Sources: CNBC (Cerebras), Zyphra, Ming-Chi Kuo, CNBC (H200 exports)
Seven in Ten Americans Would Oppose a Data Centre Near Their Home
A Gallup survey published in the Washington Post found that 70% of Americans would oppose a data centre being built in their community. Opposition is so strong that respondents said they would rather live beside a nuclear power plant than the warehouses powering the AI boom. The finding lands as hyperscalers are planning hundreds of new facilities across the US and Europe.
Note: The compute has to go somewhere. If public resistance to data centres mirrors what happened to wind farms a decade ago, siting will become the binding constraint on AI infrastructure — not chips, not power, not capital. EU municipalities reviewing data centre applications should expect organised opposition regardless of economic benefits offered.
Sources: Washington Post / Gallup
Capital, Tax & Geopolitics
Anthropic Closes $30 Billion Raise at $900 Billion Valuation, Pledges $200 Million for Public Goods
Anthropic agreed to terms on a $30 billion raise valuing the company at $900 billion — a figure that would have ranked it among the world’s ten most valuable companies a year ago. Separately, Anthropic and the Gates Foundation announced a $200 million, four-year partnership to deploy AI for health and education in underserved regions.
Note: A $900 billion valuation for a company that didn’t exist five years ago is its own signal about the speed of structural change. The Gates partnership is notable for what it implies: AI public goods are now being funded at a scale that used to require multilateral development banks. Institutions waiting for public funding rounds to experiment with AI in health or education may find the private sector got there first.
Sources: Financial Times, Reuters
California Proposes 7.25% Tax on Cloud Software
Governor Gavin Newsom pitched a 7.25% tax on cloud software as part of a broader revenue package. The proposal would treat SaaS, IaaS, and PaaS subscriptions as taxable goods — a significant shift from the current treatment of software services in most US states. The move is designed to capture revenue from the digital economy at a scale that offsets declining traditional retail tax bases.

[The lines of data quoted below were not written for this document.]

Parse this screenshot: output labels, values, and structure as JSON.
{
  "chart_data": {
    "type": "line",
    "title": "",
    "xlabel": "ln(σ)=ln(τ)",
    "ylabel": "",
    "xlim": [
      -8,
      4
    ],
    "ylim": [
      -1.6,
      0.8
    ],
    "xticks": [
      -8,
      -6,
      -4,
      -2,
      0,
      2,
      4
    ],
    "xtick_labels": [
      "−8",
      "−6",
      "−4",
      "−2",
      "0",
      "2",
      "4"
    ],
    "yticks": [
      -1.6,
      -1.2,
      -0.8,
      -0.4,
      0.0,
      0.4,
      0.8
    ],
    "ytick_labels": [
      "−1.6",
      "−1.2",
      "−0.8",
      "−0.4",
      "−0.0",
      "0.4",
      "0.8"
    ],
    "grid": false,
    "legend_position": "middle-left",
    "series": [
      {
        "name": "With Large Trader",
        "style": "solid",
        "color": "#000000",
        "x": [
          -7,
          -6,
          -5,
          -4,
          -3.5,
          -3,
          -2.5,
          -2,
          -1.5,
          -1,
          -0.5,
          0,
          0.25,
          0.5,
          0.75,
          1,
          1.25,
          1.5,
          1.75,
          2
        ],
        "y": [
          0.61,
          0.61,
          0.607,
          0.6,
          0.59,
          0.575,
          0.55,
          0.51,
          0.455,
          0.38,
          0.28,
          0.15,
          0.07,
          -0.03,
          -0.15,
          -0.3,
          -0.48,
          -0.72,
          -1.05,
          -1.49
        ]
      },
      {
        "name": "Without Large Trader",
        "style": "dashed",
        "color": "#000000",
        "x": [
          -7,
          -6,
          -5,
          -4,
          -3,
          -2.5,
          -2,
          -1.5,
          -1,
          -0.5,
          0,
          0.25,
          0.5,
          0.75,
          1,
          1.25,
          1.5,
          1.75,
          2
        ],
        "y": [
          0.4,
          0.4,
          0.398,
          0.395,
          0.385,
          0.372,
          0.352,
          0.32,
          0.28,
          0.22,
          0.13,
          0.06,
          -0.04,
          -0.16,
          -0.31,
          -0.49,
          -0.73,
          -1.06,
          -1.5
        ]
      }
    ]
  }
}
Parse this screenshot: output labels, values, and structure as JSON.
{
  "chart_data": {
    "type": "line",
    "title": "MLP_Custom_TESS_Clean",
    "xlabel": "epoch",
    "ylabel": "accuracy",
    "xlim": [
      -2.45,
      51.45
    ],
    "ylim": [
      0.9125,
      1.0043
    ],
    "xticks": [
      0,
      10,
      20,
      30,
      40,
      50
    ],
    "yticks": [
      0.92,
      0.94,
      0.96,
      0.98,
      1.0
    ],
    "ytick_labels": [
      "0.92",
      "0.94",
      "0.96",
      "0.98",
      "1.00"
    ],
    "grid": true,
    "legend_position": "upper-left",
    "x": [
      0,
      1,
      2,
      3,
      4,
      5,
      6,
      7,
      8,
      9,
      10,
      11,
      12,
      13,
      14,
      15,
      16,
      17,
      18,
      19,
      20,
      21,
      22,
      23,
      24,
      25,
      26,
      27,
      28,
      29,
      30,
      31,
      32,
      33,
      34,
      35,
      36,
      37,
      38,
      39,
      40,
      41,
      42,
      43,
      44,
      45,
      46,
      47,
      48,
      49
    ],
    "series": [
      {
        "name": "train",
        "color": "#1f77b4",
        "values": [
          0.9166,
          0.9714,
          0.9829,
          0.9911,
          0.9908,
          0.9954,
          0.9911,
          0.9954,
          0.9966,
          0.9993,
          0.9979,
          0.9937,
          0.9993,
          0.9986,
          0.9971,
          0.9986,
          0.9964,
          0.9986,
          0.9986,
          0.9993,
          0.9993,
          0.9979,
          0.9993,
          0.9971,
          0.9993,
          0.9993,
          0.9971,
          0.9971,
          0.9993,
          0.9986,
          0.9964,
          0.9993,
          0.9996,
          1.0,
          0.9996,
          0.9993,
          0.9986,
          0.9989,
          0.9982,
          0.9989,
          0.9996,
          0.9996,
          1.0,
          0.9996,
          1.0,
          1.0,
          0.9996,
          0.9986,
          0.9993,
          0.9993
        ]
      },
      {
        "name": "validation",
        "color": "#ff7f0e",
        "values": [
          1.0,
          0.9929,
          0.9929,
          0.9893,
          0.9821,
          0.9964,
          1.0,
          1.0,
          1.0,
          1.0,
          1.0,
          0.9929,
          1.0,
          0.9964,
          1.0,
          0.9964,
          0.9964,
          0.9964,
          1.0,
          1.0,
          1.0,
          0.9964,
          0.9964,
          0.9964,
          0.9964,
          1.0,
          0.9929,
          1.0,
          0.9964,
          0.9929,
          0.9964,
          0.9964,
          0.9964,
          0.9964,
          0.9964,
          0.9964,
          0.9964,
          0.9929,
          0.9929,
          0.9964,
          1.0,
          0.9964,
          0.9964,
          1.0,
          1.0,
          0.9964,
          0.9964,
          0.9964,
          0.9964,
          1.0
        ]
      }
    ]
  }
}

Note: The EU already taxes cloud services via VAT, but California’s move signals a global direction: as more government and institutional operations run on cloud platforms, those platforms become the tax base. Any institution budgeting for cloud migration should model for rising effective costs, not just subscription price increases.
Sources: Bloomberg
Anthropic Paper Maps Two Versions of 2028 — One Where Democracies Lead, One Where They Don’t
Anthropic published a research paper on US-China AI competition sketching two scenarios for 2028: one in which democracies maintain their compute advantage and shape global AI governance norms, and another in which export-control loopholes allow authoritarian regimes to close the gap and set the rules instead. The paper frames the next two years as a decisive window for technology policy.
Note: The paper’s framing aligns with the EU’s own Open Strategic Autonomy agenda — but with a harder edge. If the decisive period is 2026-2028, the EU’s Digital Decade 2030 timeline assumes a stability that may not exist. Institutions building five-year digital strategies should stress-test them against a world where the rules are set by 2028, not 2030.
Sources: Anthropic Research
Today’s through-line is time compression. The machines are optimizing themselves faster than institutions can assess them. The cybersecurity window is months, not years. The chip monopoly that seemed permanent 18 months ago is already fragmenting. A company worth $900 billion didn’t exist five years ago. And the research paper warning about 2028 was published in 2026 — which means the planning window it describes is already half spent. The recurring institutional question is no longer “what’s coming?” but “how much time do we actually have to respond?”